Chronic myeloid leukemia (CML) is a myeloproliferative neoplasm characterized by the presence of the Philadelphia chromosome (Ph) and/or the BCR::ABL1 oncogene, which encodes the constitutively activated Bcr-Abl tyrosine kinase protein. Bcr-Abl tyrosine kinase promotes the activation of various cellular signaling pathways, resulting in exacerbated cell proliferation and resistance to apoptosis. CML is initially diagnosed in the chronic phase, characterized by uncontrolled clonal expansion and a high white blood cell count. Without an effective drug intervention, CML may progress to accelerated and blast phases, characterized by high counts of immature myeloid/lymphoid cells in the bone marrow and peripheral blood. The tyrosine kinase inhibitor (TKI) is the gold standard treatment for CML patients. This therapy can induce high rates of hematological, cytogenetic, and molecular remission in CML patients. However, disease progression and therapeutic resistance remain a challenge in improving the prognosis of CML patients.
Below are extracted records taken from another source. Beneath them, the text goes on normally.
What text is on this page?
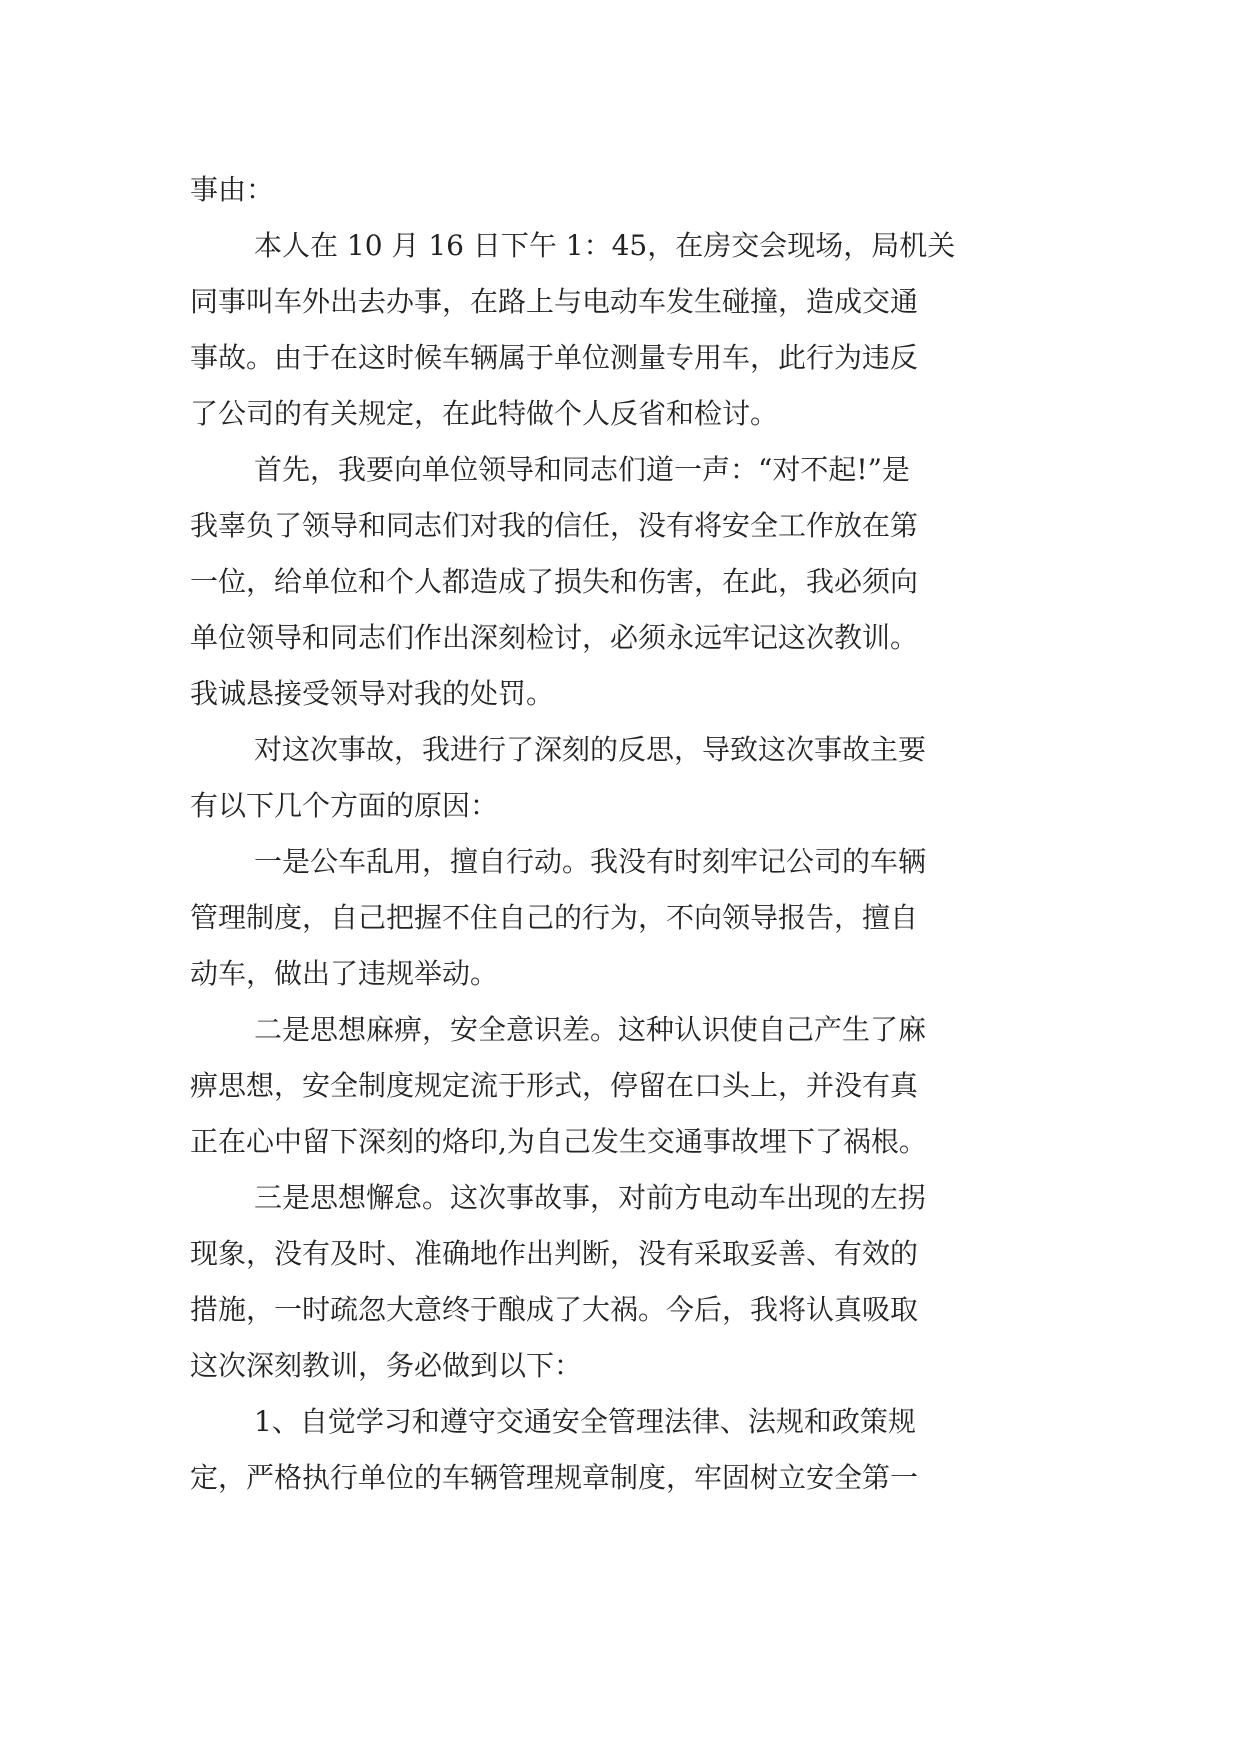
事由：
本人在 10 月 16 日下午 1：45，在房交会现场，局机关
同事叫车外出去办事，在路上与电动车发生碰撞，造成交通
事故。由于在这时候车辆属于单位测量专用车，此行为违反
了公司的有关规定，在此特做个人反省和检讨。
首先，我要向单位领导和同志们道一声：“对不起!”是
我辜负了领导和同志们对我的信任，没有将安全工作放在第
一位，给单位和个人都造成了损失和伤害，在此，我必须向
单位领导和同志们作出深刻检讨，必须永远牢记这次教训。
我诚恳接受领导对我的处罚。
对这次事故，我进行了深刻的反思，导致这次事故主要
有以下几个方面的原因：
一是公车乱用，擅自行动。我没有时刻牢记公司的车辆
管理制度，自己把握不住自己的行为，不向领导报告，擅自
动车，做出了违规举动。
二是思想麻痹，安全意识差。这种认识使自己产生了麻
痹思想，安全制度规定流于形式，停留在口头上，并没有真
正在心中留下深刻的烙印,为自己发生交通事故埋下了祸根。
三是思想懈怠。这次事故事，对前方电动车出现的左拐
现象，没有及时、准确地作出判断，没有采取妥善、有效的
措施，一时疏忽大意终于酿成了大祸。今后，我将认真吸取
这次深刻教训，务必做到以下：
1、自觉学习和遵守交通安全管理法律、法规和政策规
定，严格执行单位的车辆管理规章制度，牢固树立安全第一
In this context, studies on the cellular and molecular mechanisms involved in TKI resistance and CML progression are still necessary to identify new biomarkers and therapeutic targets.
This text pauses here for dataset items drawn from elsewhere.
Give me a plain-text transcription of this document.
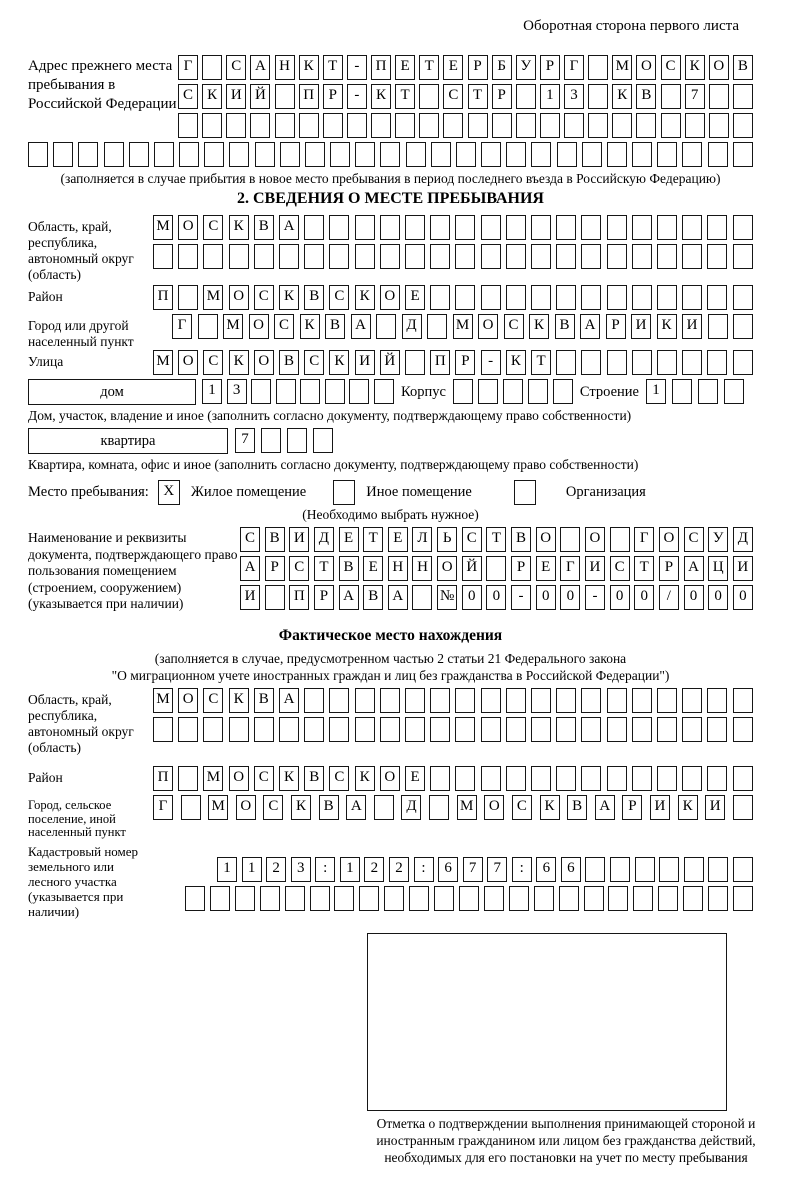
Оборотная сторона первого листа
Адрес прежнего места пребывания в Российской Федерации
Г	С А Н К Т	-	П Е Т Е	Р	Б У Р	Г	М О С К О В
С К И Й	П Р	-	К Т	С Т	Р	1	3	К В	7
(заполняется в случае прибытия в новое место пребывания в период последнего въезда в Российскую Федерацию)
2. СВЕДЕНИЯ О МЕСТЕ ПРЕБЫВАНИЯ
Область, край, республика, автономный округ (область)
М О С	К	В А
Район	П	М О С	К	В	С	К О	Е
Город или другой населенный пункт
Г	М О	С	К	В	А	Д	М О	С	К	В	А	Р	И	К	И
Улица	М О С	К О В	С	К И Й	П	Р	-	К	Т
дом	1	3	Корпус	Строение 1
Дом, участок, владение и иное (заполнить согласно документу, подтверждающему право собственности)
квартира	7
Квартира, комната, офис и иное (заполнить согласно документу, подтверждающему право собственности)
Место пребывания: X	Жилое помещение	Иное помещение	Организация
(Необходимо выбрать нужное)
Наименование и реквизиты документа, подтверждающего право пользования помещением (строением, сооружением) (указывается при наличии)
С В И Д Е	Т	Е Л	Ь	С	Т	В О	О	Г О С У Д
А	Р	С	Т	В	Е Н Н О Й	Р	Е	Г И С	Т	Р	А Ц И
И	П	Р	А В А	№ 0	0	-	0	0	-	0	0	/	0	0	0
Фактическое место нахождения
(заполняется в случае, предусмотренном частью 2 статьи 21 Федерального закона
"О миграционном учете иностранных граждан и лиц без гражданства в Российской Федерации")
Область, край, республика, автономный округ (область)
М О С	К	В А
Район	П	М О С	К	В	С	К О	Е
Город, сельское поселение, иной населенный пункт
Г	М	О	С	К	В	А	Д	М	О	С	К	В	А	Р	И	К	И
Кадастровый номер земельного или лесного участка (указывается при наличии)
1	1	2	3	:	1	2	2	:	6	7	7	:	6	6
Отметка о подтверждении выполнения принимающей стороной и иностранным гражданином или лицом без гражданства действий, необходимых для его постановки на учет по месту пребывания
1) To describe gene signatures that predicts CML progression and response to therapy; 2) To explore the relationship between transcriptomic and the metabolomic plasma profiles from CML patients.

Three publicly available gene expression datasets comparing patients with CML in the chronic phase (CP) and CML patients in the advanced phase (AP) were analyzed. The in silico analysis was performed to identify the set of differentially expressed genes (DEGs) and the gene signature associated with progression. The results were validated through gene expression in patients at different stages of CML using real-time PCR. Additionally, lipid mediators were quantified in plasma samples from 28 CML patients using Liquid Chromatography-Mass Spectrometry (LC/MS).
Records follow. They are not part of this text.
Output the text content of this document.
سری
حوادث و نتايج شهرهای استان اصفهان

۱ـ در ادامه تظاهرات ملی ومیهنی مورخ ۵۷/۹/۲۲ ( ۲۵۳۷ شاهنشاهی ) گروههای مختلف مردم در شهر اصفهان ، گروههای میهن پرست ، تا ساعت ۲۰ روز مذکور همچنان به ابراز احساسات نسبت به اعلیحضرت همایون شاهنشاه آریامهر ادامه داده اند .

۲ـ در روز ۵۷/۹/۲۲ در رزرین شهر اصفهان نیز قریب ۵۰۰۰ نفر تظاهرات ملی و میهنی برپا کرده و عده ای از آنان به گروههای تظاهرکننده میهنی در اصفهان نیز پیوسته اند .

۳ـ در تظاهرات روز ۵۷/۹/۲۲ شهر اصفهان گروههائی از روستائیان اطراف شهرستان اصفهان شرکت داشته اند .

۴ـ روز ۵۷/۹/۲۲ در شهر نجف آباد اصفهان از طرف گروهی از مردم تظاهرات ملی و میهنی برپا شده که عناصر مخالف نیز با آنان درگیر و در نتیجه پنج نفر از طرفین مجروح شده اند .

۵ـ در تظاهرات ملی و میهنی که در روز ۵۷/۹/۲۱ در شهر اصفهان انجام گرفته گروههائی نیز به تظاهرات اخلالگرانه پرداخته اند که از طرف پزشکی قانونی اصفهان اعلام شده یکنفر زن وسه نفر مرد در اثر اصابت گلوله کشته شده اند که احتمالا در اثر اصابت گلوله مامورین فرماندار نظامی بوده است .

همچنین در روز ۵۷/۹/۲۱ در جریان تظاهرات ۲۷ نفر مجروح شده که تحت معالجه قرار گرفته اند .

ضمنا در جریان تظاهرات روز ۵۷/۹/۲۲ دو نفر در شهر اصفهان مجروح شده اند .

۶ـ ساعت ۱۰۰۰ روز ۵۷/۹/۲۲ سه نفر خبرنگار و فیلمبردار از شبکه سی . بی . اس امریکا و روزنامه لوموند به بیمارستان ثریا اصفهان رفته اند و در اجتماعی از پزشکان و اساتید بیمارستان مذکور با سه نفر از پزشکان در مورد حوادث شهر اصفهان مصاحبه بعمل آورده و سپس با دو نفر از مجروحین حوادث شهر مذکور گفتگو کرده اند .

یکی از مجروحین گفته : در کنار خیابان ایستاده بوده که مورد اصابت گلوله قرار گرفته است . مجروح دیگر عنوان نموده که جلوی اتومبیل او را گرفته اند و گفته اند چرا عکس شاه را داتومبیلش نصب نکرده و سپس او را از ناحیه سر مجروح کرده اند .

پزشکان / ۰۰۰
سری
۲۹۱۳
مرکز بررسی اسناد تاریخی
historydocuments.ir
The in silico analysis by principal component analysis (PCA) revealed the separation of samples from CML patients in CP and AP. The Venn diagram identified the most significant DEGs distinguishing AP from CP in CML patients. Furthermore, DEG analysis highlighted the enrichment of the sphingolipid pathway. Metabolomic analysis of the plasma by LC/MS indicated that CML patients in different phases presented differential profiles of active metabolites.

Transcriptome analysis revealed gene signatures that have the potential to become biomarkers for CML progression. Additionally, the gene enrichment analysis highlighted the differential bioactive metabolites in CML patients at advanced phases. The analysis of differentially abundant metabolites emerged as a promising criterion to identify patients predisposed to progression and who may not respond effectively to TKIs.

Supported by CNPq (number 308326/2021-0 and 406361/2021-5); CAPES (process number 001) and FAPESP process number 2021/06841-3 and 2018/00583-0.